Now, if you connect the first triode's output directly to the input of the second triode, as you (stroszek) have done, the second triode will start to overload with as little as 80 mV of signal from the guitar. This means you will get heavy distortion (from the second triode) if you turn up the guitar, turn up the gain control, and strum chords on the guitar.

So, in a guitar preamplifier, this recipe (gain stage -> volume pot -> gain stage) is used when you want to be able to overdrive the second triode, creating intentional distortion. The Fender Blues Junior uses a topology like this, enabling it to be used to play blues and rock music.

But if you don't want any distortion, you should follow a different recipe, the one Leo Fender used in his Blackface valve guitar amplifiers. That recipe is to have one gain stage, followed by a (very) lossy tone control, and then the second preamp stage.

This topology throws away most of the gain of the first stage before the signal reaches the second stage, so that there is not enough signal to overdrive the second triode. As we saw previously, the first triode doesn't get overdriven either. That means you get only clean guitar tone, no overdrive.

This recipe - clean tones only - is what Leo Fender wanted back in the 1950s and early 1960s, when rock music hadn't arrived yet, and blues music was still something mostly confined to black artists and audiences, and that too, far from Southern California, where Leo was based. You will find this recipe (gain stage -> tone control -> gain stage) in Fender's Blackface amplifier designs, such as the '65 Princeton Reverb.

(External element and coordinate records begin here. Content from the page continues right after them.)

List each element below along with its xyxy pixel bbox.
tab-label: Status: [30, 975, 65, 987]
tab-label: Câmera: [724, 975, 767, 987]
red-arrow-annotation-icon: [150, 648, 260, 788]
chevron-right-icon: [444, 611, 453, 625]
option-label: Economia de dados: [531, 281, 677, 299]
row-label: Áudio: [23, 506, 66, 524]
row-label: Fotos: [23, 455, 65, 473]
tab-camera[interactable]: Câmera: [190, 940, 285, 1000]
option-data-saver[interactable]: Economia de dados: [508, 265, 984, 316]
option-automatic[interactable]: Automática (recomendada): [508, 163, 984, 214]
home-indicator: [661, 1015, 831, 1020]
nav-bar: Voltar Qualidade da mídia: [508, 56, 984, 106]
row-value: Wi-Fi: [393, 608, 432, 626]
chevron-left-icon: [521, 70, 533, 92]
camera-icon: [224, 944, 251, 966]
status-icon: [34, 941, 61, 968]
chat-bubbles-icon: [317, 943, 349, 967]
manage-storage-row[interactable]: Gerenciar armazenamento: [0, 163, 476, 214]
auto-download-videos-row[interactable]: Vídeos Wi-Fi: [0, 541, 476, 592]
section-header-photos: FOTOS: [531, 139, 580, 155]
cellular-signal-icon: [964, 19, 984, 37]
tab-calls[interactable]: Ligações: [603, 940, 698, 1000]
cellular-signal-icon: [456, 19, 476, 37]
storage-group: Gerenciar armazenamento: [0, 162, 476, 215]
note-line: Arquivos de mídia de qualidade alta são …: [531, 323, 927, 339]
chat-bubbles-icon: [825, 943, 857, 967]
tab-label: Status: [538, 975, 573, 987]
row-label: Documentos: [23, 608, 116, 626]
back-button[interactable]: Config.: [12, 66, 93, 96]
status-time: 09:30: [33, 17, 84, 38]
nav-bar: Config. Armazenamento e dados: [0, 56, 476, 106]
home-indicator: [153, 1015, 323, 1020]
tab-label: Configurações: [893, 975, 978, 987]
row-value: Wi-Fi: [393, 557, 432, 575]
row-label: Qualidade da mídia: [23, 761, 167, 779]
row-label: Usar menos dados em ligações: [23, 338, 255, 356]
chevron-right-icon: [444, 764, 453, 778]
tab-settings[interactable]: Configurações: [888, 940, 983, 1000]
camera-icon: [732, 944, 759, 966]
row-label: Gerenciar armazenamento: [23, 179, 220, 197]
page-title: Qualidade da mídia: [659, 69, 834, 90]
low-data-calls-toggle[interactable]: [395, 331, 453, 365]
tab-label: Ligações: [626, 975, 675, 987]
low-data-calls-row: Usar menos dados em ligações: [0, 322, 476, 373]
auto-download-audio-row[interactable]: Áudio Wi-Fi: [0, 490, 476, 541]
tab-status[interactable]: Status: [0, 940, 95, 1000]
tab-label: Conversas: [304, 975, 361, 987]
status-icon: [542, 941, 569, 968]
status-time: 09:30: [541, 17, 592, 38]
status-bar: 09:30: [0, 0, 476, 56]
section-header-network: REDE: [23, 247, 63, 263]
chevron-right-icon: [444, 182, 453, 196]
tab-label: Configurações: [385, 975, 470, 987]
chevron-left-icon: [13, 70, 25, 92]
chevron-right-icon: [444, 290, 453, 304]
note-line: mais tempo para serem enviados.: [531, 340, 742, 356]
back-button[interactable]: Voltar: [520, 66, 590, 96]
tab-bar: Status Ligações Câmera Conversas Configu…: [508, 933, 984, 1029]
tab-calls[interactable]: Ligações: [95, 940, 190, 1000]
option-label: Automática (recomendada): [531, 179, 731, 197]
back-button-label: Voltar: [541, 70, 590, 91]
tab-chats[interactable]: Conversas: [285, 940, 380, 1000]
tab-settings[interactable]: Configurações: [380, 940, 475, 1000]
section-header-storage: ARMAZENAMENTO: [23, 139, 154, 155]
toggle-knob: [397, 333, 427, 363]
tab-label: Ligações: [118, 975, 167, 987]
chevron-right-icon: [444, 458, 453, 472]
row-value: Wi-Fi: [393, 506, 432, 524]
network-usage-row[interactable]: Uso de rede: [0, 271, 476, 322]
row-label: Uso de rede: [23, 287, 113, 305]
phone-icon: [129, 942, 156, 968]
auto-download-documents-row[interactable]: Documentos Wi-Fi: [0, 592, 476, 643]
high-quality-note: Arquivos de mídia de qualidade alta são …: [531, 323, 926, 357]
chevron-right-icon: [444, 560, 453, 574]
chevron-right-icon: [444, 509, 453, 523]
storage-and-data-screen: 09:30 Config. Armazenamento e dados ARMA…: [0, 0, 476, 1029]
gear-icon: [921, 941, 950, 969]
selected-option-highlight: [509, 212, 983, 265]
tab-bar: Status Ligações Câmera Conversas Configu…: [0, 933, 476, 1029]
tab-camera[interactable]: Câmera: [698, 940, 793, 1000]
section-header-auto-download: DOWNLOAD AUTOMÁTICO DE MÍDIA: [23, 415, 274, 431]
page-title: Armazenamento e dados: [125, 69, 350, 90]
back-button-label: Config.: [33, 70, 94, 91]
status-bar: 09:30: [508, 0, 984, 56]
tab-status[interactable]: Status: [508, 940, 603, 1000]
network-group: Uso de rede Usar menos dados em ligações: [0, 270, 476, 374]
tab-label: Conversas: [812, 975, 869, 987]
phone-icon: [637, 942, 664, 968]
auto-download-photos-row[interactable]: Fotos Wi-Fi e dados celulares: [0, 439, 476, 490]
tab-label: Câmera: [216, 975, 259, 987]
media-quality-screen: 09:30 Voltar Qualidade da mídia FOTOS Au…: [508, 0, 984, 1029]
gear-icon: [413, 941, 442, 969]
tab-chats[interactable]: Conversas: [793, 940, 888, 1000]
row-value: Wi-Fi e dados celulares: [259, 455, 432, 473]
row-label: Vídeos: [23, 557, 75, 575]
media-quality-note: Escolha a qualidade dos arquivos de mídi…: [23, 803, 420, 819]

In short, if you want nothing but clean tones, you need to lose a lot of signal between the two triodes. The quickest way is to insert an additional resistor as I showed you in post #17. But a better way is to put a lossy tone control circuit in between the two triodes, just like Leo Fender (or his technician) did in the 1960s.

The attached image shows part of the AA1164 Princeton Reverb schematic. Leo not only put the lossy tone control between the two triode gain stages, he also added a volume control there, which can throw away even more of the signal after the tone control has already thrown away most of it. That second triode is never going to overload.